Na minha mão o coral 

De um destino incerto de quem não é deste mundo

Mas navega nem bem nem mal

 

ÉS MAIS UM NA RUA, RAPAZ

 

És mais um na rua

Rapaz porque não és capaz de te habitares em paz

Rapaz não és novo não és velho não és fugaz

Não és cinzento não és do sul não és lilás

Não és bonito não és feio, és rosto oculto

Em silêncio

Recolhido

Alforge cansado desmedido

Com quem falas quem te escuta quem te entende desde tempos atrás 

Se não tens namoro se não tens filhos nem um pátio amigo?

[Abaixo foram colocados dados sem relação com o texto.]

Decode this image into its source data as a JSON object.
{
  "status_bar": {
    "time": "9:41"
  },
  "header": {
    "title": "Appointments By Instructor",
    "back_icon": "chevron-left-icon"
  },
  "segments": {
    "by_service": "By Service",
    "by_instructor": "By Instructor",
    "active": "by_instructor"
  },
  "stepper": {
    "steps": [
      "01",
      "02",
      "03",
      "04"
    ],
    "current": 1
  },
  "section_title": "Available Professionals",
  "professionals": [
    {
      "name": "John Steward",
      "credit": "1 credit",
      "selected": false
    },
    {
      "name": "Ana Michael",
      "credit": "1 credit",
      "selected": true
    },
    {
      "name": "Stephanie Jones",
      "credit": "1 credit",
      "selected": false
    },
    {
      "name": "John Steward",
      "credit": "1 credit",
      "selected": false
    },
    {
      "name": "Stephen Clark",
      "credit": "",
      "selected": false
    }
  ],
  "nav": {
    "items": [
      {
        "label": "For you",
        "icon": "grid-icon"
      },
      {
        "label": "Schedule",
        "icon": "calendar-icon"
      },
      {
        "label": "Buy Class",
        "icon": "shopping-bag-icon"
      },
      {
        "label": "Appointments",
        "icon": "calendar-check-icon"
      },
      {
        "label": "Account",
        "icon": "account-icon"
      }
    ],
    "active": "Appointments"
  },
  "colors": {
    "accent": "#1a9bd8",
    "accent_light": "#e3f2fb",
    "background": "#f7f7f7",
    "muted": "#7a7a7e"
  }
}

És marinheiro das palavras e dos cadilhos

À volta dormem comem mentem pintam

E a ti nem girassóis nem tâmaras 

Te abrigam

És mais um na rua, rapaz

És clarão numa noite escura tal fábula que perdura

 

EM CONTRAMÃO

 

Em contramão almoçava ceava

Pernoitava murmurava dizia

Como um tapete de Arraiolos 

Era fuga arrabalde sebe e distância

Ignorado no chão e nas luas

Compunha plumas e coretos

Enquanto o albatroz dormia 

Em contramão pensava e agia

Num cofre armazenava túneis de relógios sem bermas

Já não sentia revolta dor ou trevas

Era fuga arrabalde sebe e distância

Compasso das noites e das preces

Com água fria se despedia do meio-dia

Dos alpendres das vestes e das ilhas

 

E MESMO ASSIM MENTES

 

Tanto fogo tanto ardor

A tua pele na minha 

(E eu à tua berma a beijar o desejo que já não sentes

E mesmo assim mentes)

Esta ferida urge e é evidente

Esta dor que eu sinto é um calção de suor

Eu preciso de dentes  de molas  de um farol

Eu quero compor um pente 

Um poema uma canção uma salada  saloia e insolente

Um feijão uma crisálida numa ribanceira num ermo quente

(E eu à tua berma a beijar o desejo que já não sentes

E mesmo assim mentes)

 

RANGER DE DENTES

 

Ranger de dentes

A cómoda

As mãos para além da morte, vão para além do toque

Agora não podemos esculpir o abraço

Agora a interdição das pedras e da doce mãe

Agora os carreiros deleitam-se na boca que guardo de ti

A margem

O vinho

(Eternamente se abatia um sobreiro para os velórios dos mortos)

Ranger de dentes

Oxímoro

Renovada a espécie

Renovado o Sertão

A Amazónia desperta de um sono longo

Ranger de dentes

Arranquei as flores

Planto árvores nos terrenos

Não quero esse cravo nem essa rosa

Fotossíntese

Oxigénio

As mãos para além da morte, vão para além do toque

A poesia é frugal

A loucura preenche o vácuo

Depois hás-te confidenciar-me sobre o relógio que me ofereceste 

O eixo

Renovado o Sertão

A Amazónia desperta de um sono longo

Tu e a elegia

Sem geometria

Não me ofereçam flores

Não matem os catos 

Plantem plantem germinem

Reunamos os litorais e festejemos a alegria

 

JÁ NADA ESPERO

 

Já nada espero

Nem a morte nem a vida nem o logro

Como deve ser bom morrer em Paris num hotel lúgubre 

(se a noz fosse lembrança

eras o meu forro) 

Já nada espero

Nem a morte nem a vida nem o logro

Como deve ser bom amaciar o vazio com uma borra de café e ruir na dissipação de um morro 

Já nada espero

Nem a morte nem a vida nem o logro

Já existi em tempos e em palavras com as quais já não corro nem demoro nem oiço

Já nada espero

Nem a morte nem a vida nem o logro

Agora o interlúdio é o toldo do meu desespero 

Já nada espero já nada quero já não me inquieto

Já nada sorvo

 

CECILIA BARREIRA

 

fotografia de Cecília Barreira

Cecília Barreira (1957-2024) era professora de Cultura Portuguesa na FCSH/UNL. Foi autora de muitos livros de poesia e ensaio. Colaborou em várias revistas, entre elas a Incomunidade.